A watering system—dubbed the "Fool the Redwood Plan" by a caretaker—was installed in 1955 to simulate the moisture that redwoods get in their typical habitat, and to wash soot off the foliage; dead branches were removed during installation. A Jeep-mounted pump was used twice a month to pump water for two hours up the line, which reached 10 ft above the tree. It soon became clogged and bent out of shape by high winds, but was fixed in 1958 in a collaboration with the city fire department. In 1961 six local arborists together deemed the tree to be in fair condition, but suffering from smog, insufficient water, termites, and a deteriorating root system. Smaller, "nurse" trees were planted to protect El Palo Alto's root system from compacted soil. Dead wood and termite infestations were progressively removed, mulch was added at the tree's base, and the tree's top was cut off as it died.

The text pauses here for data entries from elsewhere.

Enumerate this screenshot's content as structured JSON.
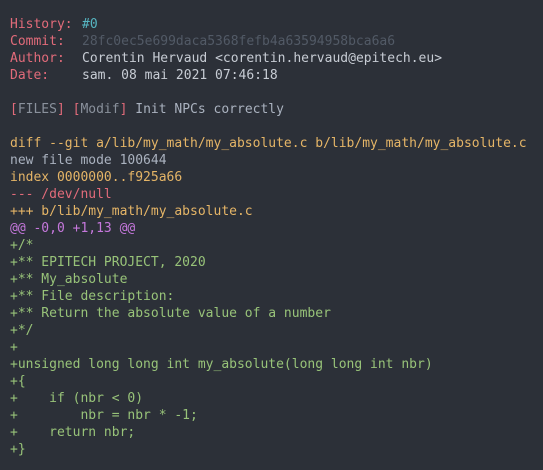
{
  "commit_header": {
    "history_label": "History:",
    "history_value": "#0",
    "commit_label": "Commit:",
    "commit_value": "28fc0ec5e699daca5368fefb4a63594958bca6a6",
    "author_label": "Author:",
    "author_name": "Corentin Hervaud",
    "author_email": "<corentin.hervaud@epitech.eu>",
    "date_label": "Date:",
    "date_value": "sam. 08 mai 2021 07:46:18"
  },
  "subject_line": {
    "tag1_open": "[",
    "tag1": "FILES",
    "tag1_close": "]",
    "tag2_open": "[",
    "tag2": "Modif",
    "tag2_close": "]",
    "message": "Init NPCs correctly"
  },
  "diff": {
    "diff_line": "diff --git a/lib/my_math/my_absolute.c b/lib/my_math/my_absolute.c",
    "mode_line": "new file mode 100644",
    "index_line": "index 0000000..f925a66",
    "minus_file": "--- /dev/null",
    "plus_file": "+++ b/lib/my_math/my_absolute.c",
    "hunk_header": "@@ -0,0 +1,13 @@",
    "added_lines": [
      "+/*",
      "+** EPITECH PROJECT, 2020",
      "+** My_absolute",
      "+** File description:",
      "+** Return the absolute value of a number",
      "+*/",
      "+",
      "+unsigned long long int my_absolute(long long int nbr)",
      "+{",
      "+    if (nbr < 0)",
      "+        nbr = nbr * -1;",
      "+    return nbr;",
      "+}"
    ]
  },
  "colors": {
    "background": "#2c3038",
    "label": "#e26b7a",
    "history": "#56b6c2",
    "diff_header": "#e5b567",
    "hunk": "#c678dd",
    "added": "#98c379"
  }
}
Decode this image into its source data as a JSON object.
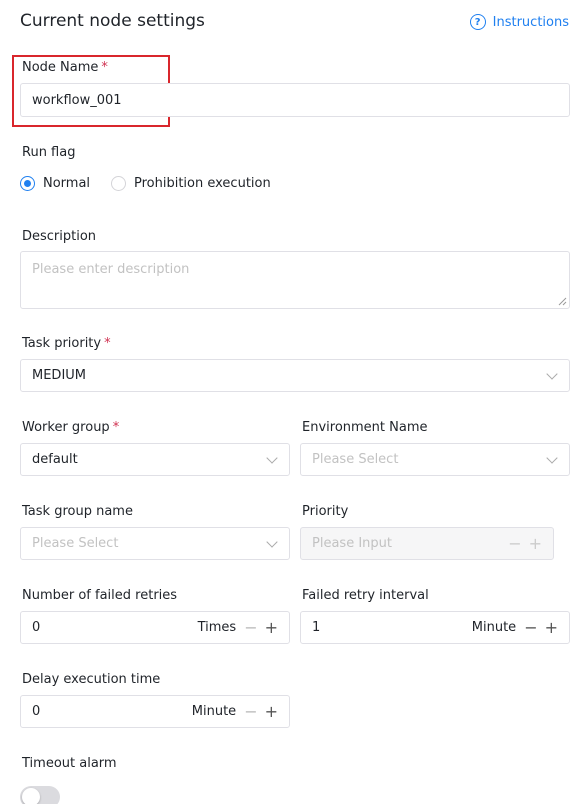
{
  "header": {
    "title": "Current node settings",
    "instructions_label": "Instructions",
    "help_glyph": "?"
  },
  "node_name": {
    "label": "Node Name",
    "required_mark": "*",
    "value": "workflow_001"
  },
  "run_flag": {
    "label": "Run flag",
    "options": [
      "Normal",
      "Prohibition execution"
    ],
    "selected": "Normal"
  },
  "description": {
    "label": "Description",
    "placeholder": "Please enter description"
  },
  "task_priority": {
    "label": "Task priority",
    "required_mark": "*",
    "value": "MEDIUM"
  },
  "worker_group": {
    "label": "Worker group",
    "required_mark": "*",
    "value": "default"
  },
  "environment_name": {
    "label": "Environment Name",
    "placeholder": "Please Select"
  },
  "task_group_name": {
    "label": "Task group name",
    "placeholder": "Please Select"
  },
  "priority": {
    "label": "Priority",
    "placeholder": "Please Input"
  },
  "failed_retries": {
    "label": "Number of failed retries",
    "value": "0",
    "unit": "Times"
  },
  "retry_interval": {
    "label": "Failed retry interval",
    "value": "1",
    "unit": "Minute"
  },
  "delay_time": {
    "label": "Delay execution time",
    "value": "0",
    "unit": "Minute"
  },
  "timeout_alarm": {
    "label": "Timeout alarm",
    "enabled": false
  },
  "stepper": {
    "minus": "−",
    "plus": "+"
  },
  "colors": {
    "accent": "#2080f0",
    "required": "#d03050",
    "highlight_box": "#d9262c"
  }
}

El Palo Alto Park was officially named and made a city park in June 1971. With their disbandment in 1974, the Native Sons' lease of the land immediately around the tree from Southern Pacific expired. The city of Palo Alto, who had long cared for the tree, had incorrectly assumed they were part of the lease. The city sent Southern Pacific a new lease in 1978.

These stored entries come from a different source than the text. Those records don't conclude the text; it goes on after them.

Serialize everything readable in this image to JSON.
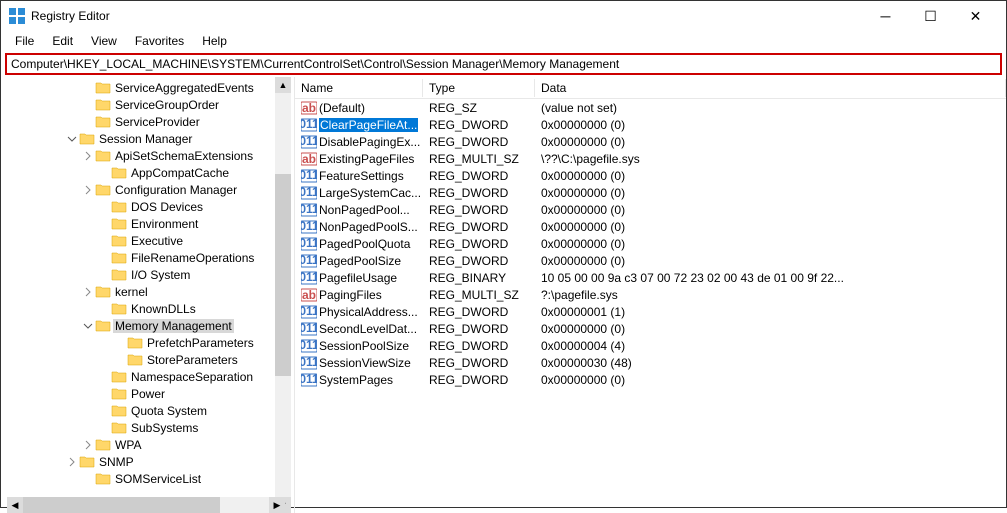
{
  "window": {
    "title": "Registry Editor"
  },
  "menu": {
    "file": "File",
    "edit": "Edit",
    "view": "View",
    "favorites": "Favorites",
    "help": "Help"
  },
  "address": "Computer\\HKEY_LOCAL_MACHINE\\SYSTEM\\CurrentControlSet\\Control\\Session Manager\\Memory Management",
  "tree": [
    {
      "depth": 5,
      "expander": "",
      "label": "ServiceAggregatedEvents",
      "selected": false
    },
    {
      "depth": 5,
      "expander": "",
      "label": "ServiceGroupOrder",
      "selected": false
    },
    {
      "depth": 5,
      "expander": "",
      "label": "ServiceProvider",
      "selected": false
    },
    {
      "depth": 4,
      "expander": "v",
      "label": "Session Manager",
      "selected": false,
      "hasExpander": true
    },
    {
      "depth": 5,
      "expander": ">",
      "label": "ApiSetSchemaExtensions",
      "selected": false,
      "hasExpander": true
    },
    {
      "depth": 6,
      "expander": "",
      "label": "AppCompatCache",
      "selected": false
    },
    {
      "depth": 5,
      "expander": ">",
      "label": "Configuration Manager",
      "selected": false,
      "hasExpander": true
    },
    {
      "depth": 6,
      "expander": "",
      "label": "DOS Devices",
      "selected": false
    },
    {
      "depth": 6,
      "expander": "",
      "label": "Environment",
      "selected": false
    },
    {
      "depth": 6,
      "expander": "",
      "label": "Executive",
      "selected": false
    },
    {
      "depth": 6,
      "expander": "",
      "label": "FileRenameOperations",
      "selected": false
    },
    {
      "depth": 6,
      "expander": "",
      "label": "I/O System",
      "selected": false
    },
    {
      "depth": 5,
      "expander": ">",
      "label": "kernel",
      "selected": false,
      "hasExpander": true
    },
    {
      "depth": 6,
      "expander": "",
      "label": "KnownDLLs",
      "selected": false
    },
    {
      "depth": 5,
      "expander": "v",
      "label": "Memory Management",
      "selected": true,
      "hasExpander": true
    },
    {
      "depth": 7,
      "expander": "",
      "label": "PrefetchParameters",
      "selected": false
    },
    {
      "depth": 7,
      "expander": "",
      "label": "StoreParameters",
      "selected": false
    },
    {
      "depth": 6,
      "expander": "",
      "label": "NamespaceSeparation",
      "selected": false
    },
    {
      "depth": 6,
      "expander": "",
      "label": "Power",
      "selected": false
    },
    {
      "depth": 6,
      "expander": "",
      "label": "Quota System",
      "selected": false
    },
    {
      "depth": 6,
      "expander": "",
      "label": "SubSystems",
      "selected": false
    },
    {
      "depth": 5,
      "expander": ">",
      "label": "WPA",
      "selected": false,
      "hasExpander": true
    },
    {
      "depth": 4,
      "expander": ">",
      "label": "SNMP",
      "selected": false,
      "hasExpander": true
    },
    {
      "depth": 5,
      "expander": "",
      "label": "SOMServiceList",
      "selected": false
    }
  ],
  "columns": {
    "name": "Name",
    "type": "Type",
    "data": "Data"
  },
  "values": [
    {
      "icon": "str",
      "name": "(Default)",
      "type": "REG_SZ",
      "data": "(value not set)",
      "selected": false
    },
    {
      "icon": "bin",
      "name": "ClearPageFileAt...",
      "type": "REG_DWORD",
      "data": "0x00000000 (0)",
      "selected": true
    },
    {
      "icon": "bin",
      "name": "DisablePagingEx...",
      "type": "REG_DWORD",
      "data": "0x00000000 (0)",
      "selected": false
    },
    {
      "icon": "str",
      "name": "ExistingPageFiles",
      "type": "REG_MULTI_SZ",
      "data": "\\??\\C:\\pagefile.sys",
      "selected": false
    },
    {
      "icon": "bin",
      "name": "FeatureSettings",
      "type": "REG_DWORD",
      "data": "0x00000000 (0)",
      "selected": false
    },
    {
      "icon": "bin",
      "name": "LargeSystemCac...",
      "type": "REG_DWORD",
      "data": "0x00000000 (0)",
      "selected": false
    },
    {
      "icon": "bin",
      "name": "NonPagedPool...",
      "type": "REG_DWORD",
      "data": "0x00000000 (0)",
      "selected": false
    },
    {
      "icon": "bin",
      "name": "NonPagedPoolS...",
      "type": "REG_DWORD",
      "data": "0x00000000 (0)",
      "selected": false
    },
    {
      "icon": "bin",
      "name": "PagedPoolQuota",
      "type": "REG_DWORD",
      "data": "0x00000000 (0)",
      "selected": false
    },
    {
      "icon": "bin",
      "name": "PagedPoolSize",
      "type": "REG_DWORD",
      "data": "0x00000000 (0)",
      "selected": false
    },
    {
      "icon": "bin",
      "name": "PagefileUsage",
      "type": "REG_BINARY",
      "data": "10 05 00 00 9a c3 07 00 72 23 02 00 43 de 01 00 9f 22...",
      "selected": false
    },
    {
      "icon": "str",
      "name": "PagingFiles",
      "type": "REG_MULTI_SZ",
      "data": "?:\\pagefile.sys",
      "selected": false
    },
    {
      "icon": "bin",
      "name": "PhysicalAddress...",
      "type": "REG_DWORD",
      "data": "0x00000001 (1)",
      "selected": false
    },
    {
      "icon": "bin",
      "name": "SecondLevelDat...",
      "type": "REG_DWORD",
      "data": "0x00000000 (0)",
      "selected": false
    },
    {
      "icon": "bin",
      "name": "SessionPoolSize",
      "type": "REG_DWORD",
      "data": "0x00000004 (4)",
      "selected": false
    },
    {
      "icon": "bin",
      "name": "SessionViewSize",
      "type": "REG_DWORD",
      "data": "0x00000030 (48)",
      "selected": false
    },
    {
      "icon": "bin",
      "name": "SystemPages",
      "type": "REG_DWORD",
      "data": "0x00000000 (0)",
      "selected": false
    }
  ]
}
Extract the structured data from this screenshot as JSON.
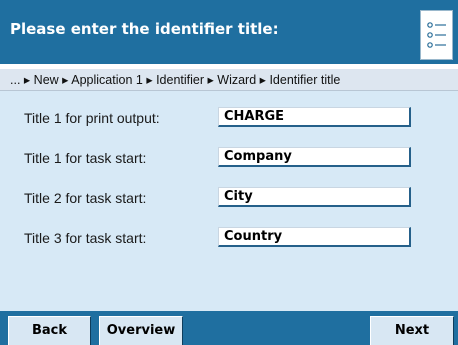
{
  "header": {
    "title": "Please enter the identifier title:",
    "menu_icon": "list-icon"
  },
  "breadcrumb": {
    "ellipsis": "...",
    "separator": "▸",
    "items": [
      "New",
      "Application 1",
      "Identifier",
      "Wizard",
      "Identifier title"
    ]
  },
  "rows": [
    {
      "label": "Title 1 for print output:",
      "value": "CHARGE"
    },
    {
      "label": "Title 1 for task start:",
      "value": "Company"
    },
    {
      "label": "Title 2 for task start:",
      "value": "City"
    },
    {
      "label": "Title 3 for task start:",
      "value": "Country"
    }
  ],
  "footer": {
    "back_label": "Back",
    "overview_label": "Overview",
    "next_label": "Next"
  },
  "colors": {
    "header_bg": "#1f6fa0",
    "content_bg": "#d7e9f6",
    "breadcrumb_bg": "#dde6f0",
    "field_border": "#25608a"
  }
}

The switching of nearby cities to the Hetch Hetchy water system incidentally let the water table return. Together with watering and fertilization efforts the tree was finally adorned with new growth. A 1999 appraisal concluded that "notwithstanding a catastrophic event ... it is expected that the El Palo Alto redwood will persevere and grow for centuries to come."

== Legacy ==

Once a lone tall tree visible for miles, (Note: A traveler from San Francisco, Concepción Fuller Ramirez, remembered of an 1837 visit "the two noble trees intertwined like brothers towering high above the oaks and buckeyes." Emory E. Smith in Palo Alto Live Oak said it once could be seen from Rincon Hill, San Francisco, 33 mi down the road to San Jose, on a clear day.) the tree's decline and the growth of nearby planted trees, such as eucalyptus, have made El Palo Alto much less visible from afar. El Palo Alto stands at about 110 ft in height, with a 90 in diameter and crown spread of 40 ft, and enjoys much greater health than it did a century ago. Preservation efforts continue, including with ground-penetrating radar, "air-spade excavation", drone monitoring of the tree's crown, and a prism attached to its top to track movement. Caltrain made the railroad electric in 2024, eliminating the impact of smoke, and will replace the 1902 trestle.

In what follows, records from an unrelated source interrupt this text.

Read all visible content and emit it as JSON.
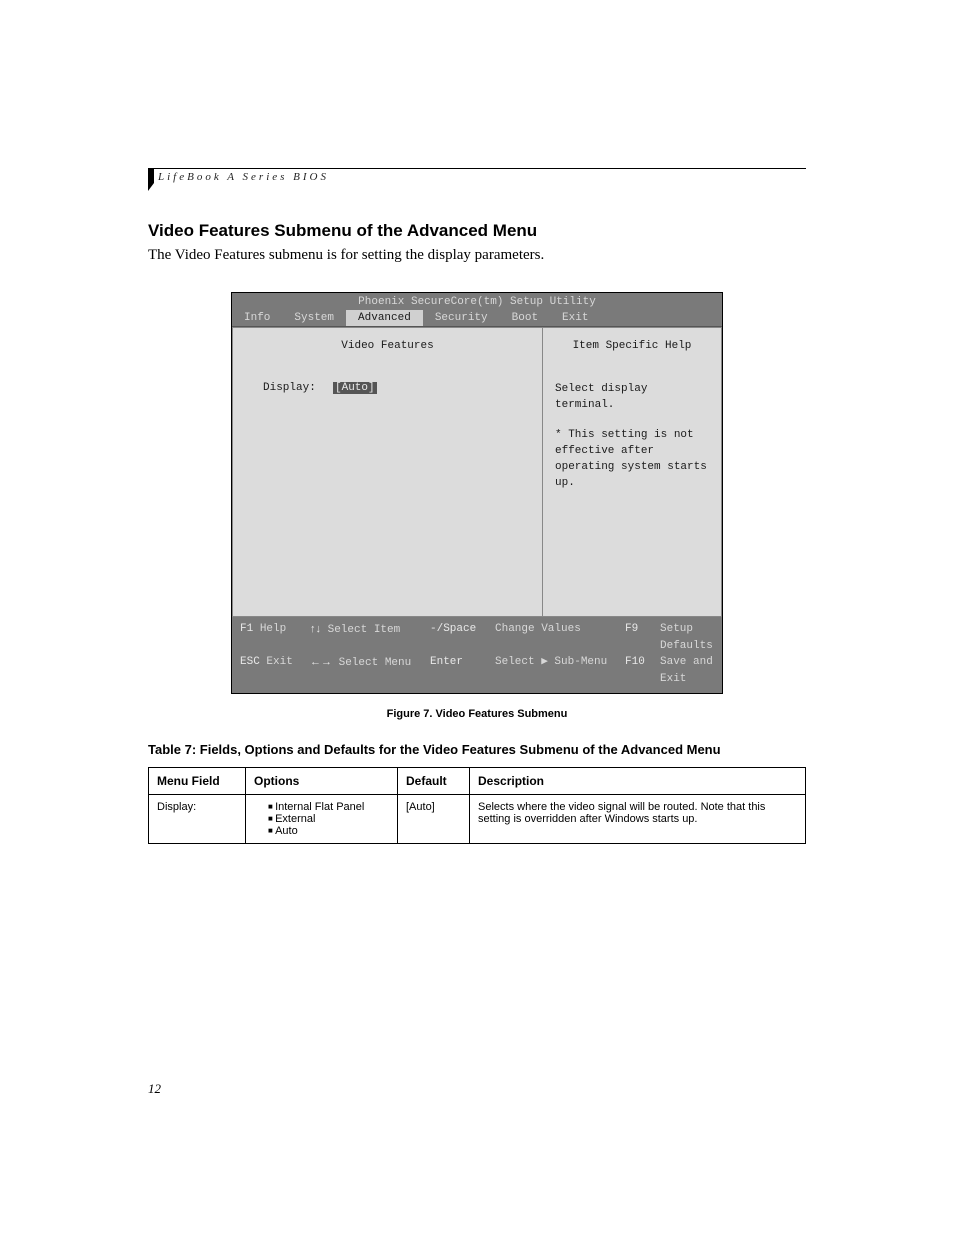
{
  "doc": {
    "series": "LifeBook A Series BIOS",
    "section_title": "Video Features Submenu of the Advanced Menu",
    "intro": "The Video Features submenu is for setting the display parameters.",
    "figure_caption": "Figure 7.  Video Features Submenu",
    "table_title": "Table 7: Fields, Options and Defaults for the Video Features Submenu of the Advanced Menu",
    "page_number": "12"
  },
  "bios": {
    "utility_title": "Phoenix SecureCore(tm) Setup Utility",
    "tabs": {
      "info": "Info",
      "system": "System",
      "advanced": "Advanced",
      "security": "Security",
      "boot": "Boot",
      "exit": "Exit"
    },
    "active_tab": "Advanced",
    "subtitle": "Video Features",
    "help_panel_title": "Item Specific Help",
    "field": {
      "label": "Display:",
      "value": "[Auto]"
    },
    "help_text_line1": "Select display terminal.",
    "help_text_line2": "* This setting is not effective after operating system starts up.",
    "footer": {
      "f1": "F1",
      "f1_label": "Help",
      "esc": "ESC",
      "esc_label": "Exit",
      "updown": "↑↓",
      "updown_label": "Select Item",
      "leftright": "←→",
      "leftright_label": "Select Menu",
      "minus": "-/Space",
      "minus_label": "Change Values",
      "enter": "Enter",
      "enter_label": "Select ▶ Sub-Menu",
      "f9": "F9",
      "f9_label": "Setup Defaults",
      "f10": "F10",
      "f10_label": "Save and Exit"
    }
  },
  "table": {
    "headers": {
      "menu_field": "Menu Field",
      "options": "Options",
      "default": "Default",
      "description": "Description"
    },
    "row": {
      "menu_field": "Display:",
      "options": [
        "Internal Flat Panel",
        "External",
        "Auto"
      ],
      "default": "[Auto]",
      "description": "Selects where the video signal will be routed. Note that this setting is overridden after Windows starts up."
    }
  }
}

The tree remains prominent on the City of Palo Alto seal, in the Stanford University seal, and as a mascot in the university's marching band. The State of California designated the nearby "Portolá Journey's End" as the second California Historical Landmark in 1932; in 1974 the tree itself was registered with the state as a Point of Historical Interest. In 1987 the National Arborist Association and the International Society of Arboriculture recognized the tree for its historical importance. In 2004, seedlings from El Palo Alto were planted in the American Forests Historic Tree Nursery in Jacksonville, Florida.